7.3 The "write tests first" vibe pattern
Overview and links for this section of the guide.
On this page
The core idea
In vibe coding, the model can generate code faster than you can judge it. Tests flip that power balance: they give you a mechanical way to decide whether the output is correct.
The pattern is simple:
- Write tests first from acceptance criteria.
- Confirm tests match intent (this is a spec review).
- Implement the smallest change to make tests pass.
- Run tests after every diff and iterate.
It’s the fastest way to keep AI output honest. A failing test is better feedback than 20 paragraphs of explanation.
Why tests-first speeds up vibe coding
It speeds you up because it reduces two expensive activities:
- Argument debugging: “it should work” back-and-forth without evidence.
- Regression hunting: discovering later that you broke something earlier.
With tests, your loop becomes:
- Change → run tests → see failure → fix → repeat.
- Not: Change → hope → discover break later → panic.
Ask it to propose test cases from acceptance criteria. You still review them, but it can generate the scaffolding and edge-case set quickly.
When to use tests-first
Tests-first is a great default when:
- you are fixing a bug (regression test first),
- you are refactoring (lock behavior before moving code),
- the behavior is tricky (parsing, validation, serialization),
- the output must be stable (structured output / schemas),
- you are worried about breaking existing behavior.
You can skip tests-first when the change is truly trivial (but even then, at least run existing tests).
A practical workflow (tests → implementation → verify)
Step 0: define “done”
Tests-first starts with acceptance criteria (Section 6.3). If “done” is fuzzy, tests will be fuzzy too.
Step 1: ask the model for tests only
Your prompt should explicitly forbid implementation. You are creating a spec artifact, not code.
Step 2: review the tests like a code review
Tests are part of your product contract. Review for:
- coverage of the acceptance criteria,
- edge cases and failure behavior,
- determinism (no time/network flakiness),
- minimal coupling to implementation details.
Step 3: make tests fail for the right reason
Run the tests before implementing. If tests already pass, they’re not testing the new behavior (or they’re too weak).
Step 4: implement the smallest change to pass
Ask for diff-only changes. One small diff per failing test cluster is usually ideal.
Step 5: iterate and lock in
Repeat until green, then commit. This becomes your stable base for the next feature.
If the model makes tests pass by deleting the test, weakening assertions, or changing the acceptance criteria, that’s not success. That’s cheating.
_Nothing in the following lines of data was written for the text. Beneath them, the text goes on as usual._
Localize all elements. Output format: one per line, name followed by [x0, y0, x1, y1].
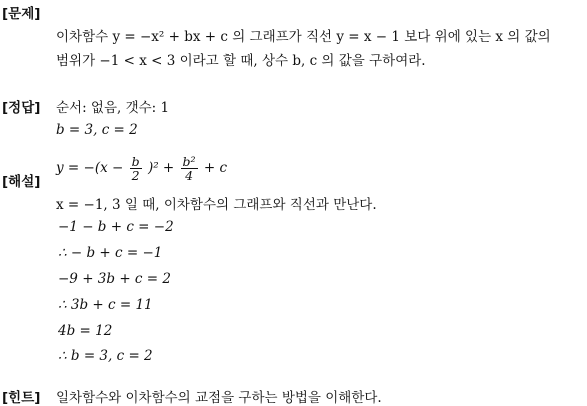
hint-line-1: 일차함수와 이차함수의 교점을 구하는 방법을 이해한다.: [56, 390, 382, 406]
solution-step-4: ∴ 3b + c = 11: [58, 297, 153, 313]
solution-step-1: −1 − b + c = −2: [58, 219, 174, 235]
eq-part-a: y = −(x −: [56, 160, 124, 177]
solution-step-2: ∴ − b + c = −1: [58, 245, 163, 261]
answer-line-1: 순서: 없음, 갯수: 1: [56, 100, 170, 116]
solution-step-5: 4b = 12: [58, 323, 113, 339]
answer-label: [정답]: [2, 100, 41, 116]
eq-part-b: )² +: [147, 160, 175, 177]
fraction-denominator: 2: [131, 168, 140, 184]
solution-label: [해설]: [2, 174, 41, 190]
problem-label: [문제]: [2, 6, 41, 22]
fraction-b-over-2: [130, 155, 142, 182]
fraction-numerator: b: [131, 154, 140, 169]
hint-label: [힌트]: [2, 390, 41, 406]
fraction-b2-over-4: [181, 155, 198, 182]
solution-line-2: x = −1, 3 일 때, 이차함수의 그래프와 직선과 만난다.: [56, 197, 377, 213]
problem-line-2: 범위가 −1 < x < 3 이라고 할 때, 상수 b, c 의 값을 구하여라.: [56, 53, 426, 69]
answer-line-2: b = 3, c = 2: [56, 122, 138, 138]
eq-part-c: + c: [203, 160, 228, 177]
solution-step-6: ∴ b = 3, c = 2: [58, 348, 153, 364]
solution-step-3: −9 + 3b + c = 2: [58, 271, 171, 287]
problem-line-1: 이차함수 y = −x² + bx + c 의 그래프가 직선 y = x − 1 보다 위에 있는 x 의 값의: [56, 29, 551, 45]
fraction-denominator: 4: [185, 168, 194, 184]
fraction-numerator: b²: [182, 154, 196, 169]
solution-equation: [56, 155, 227, 182]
Keep the contract stable.
What good tests look like (for AI-generated code)
Good tests have three traits:
- They test behavior, not structure: outputs, errors, exit codes, schemas.
- They are easy to read: a test is documentation for “what we mean.”
- They fail clearly: when broken, you can tell what changed.
Example: CLI behavior test
For CLI tools, prefer tests that call the entrypoint function and capture stdout/stderr, rather than shelling out to a subprocess (unless you need a true integration test).
If your CLI reads from real stdin/out, refactor to allow injecting streams. This single design choice makes tests-first much easier.
Copy-paste prompt sequence
Prompt A: tests only
We are using the “write tests first” pattern.
Task:
[Describe the change/feature.]
Acceptance criteria:
- [...]
Constraints:
- Language/runtime: [...]
- Dependencies: [...]
- Do NOT implement the feature yet
Output:
- Diff-only changes that add/modify tests ONLY
- After the diff, explain how each test maps to an acceptance criterion
Prompt B: implement to pass tests
Now implement the feature to make the new tests pass.
Constraints:
- Keep the public API stable unless the tests require a change
- Do not weaken or delete the new tests
- Keep diffs small and focused
Output:
- Diff-only changes
Prompt C: fix one failing test minimally
Here is the failing test output:
(paste)
Fix the failure with the smallest change possible.
Constraints:
- Do not change tests unless the test is wrong (explain if so)
- Diff-only changes
Common pitfalls (and fixes)
Pitfall: tests are too tied to implementation details
Fix: rewrite tests to focus on public behavior (function outputs, schemas, CLI output), not internal helper functions.
Pitfall: tests don’t fail before implementation
Fix: add assertions or cases that clearly require the new behavior. A test that always passes is just noise.
Pitfall: tests are flaky
Fix: remove time/network randomness; use fixed inputs; avoid relying on ordering unless defined.
Pitfall: the model “fixes” by weakening the contract
Fix: restate acceptance criteria and instruct: “Do not change expected behavior. Only change implementation.”
Ship points for tests-first
- SP1: tests added and reviewed; they fail for the right reason.
- SP2: implementation passes tests with minimal diff.
- SP3: refactor/cleanup (optional) with tests still green; commit.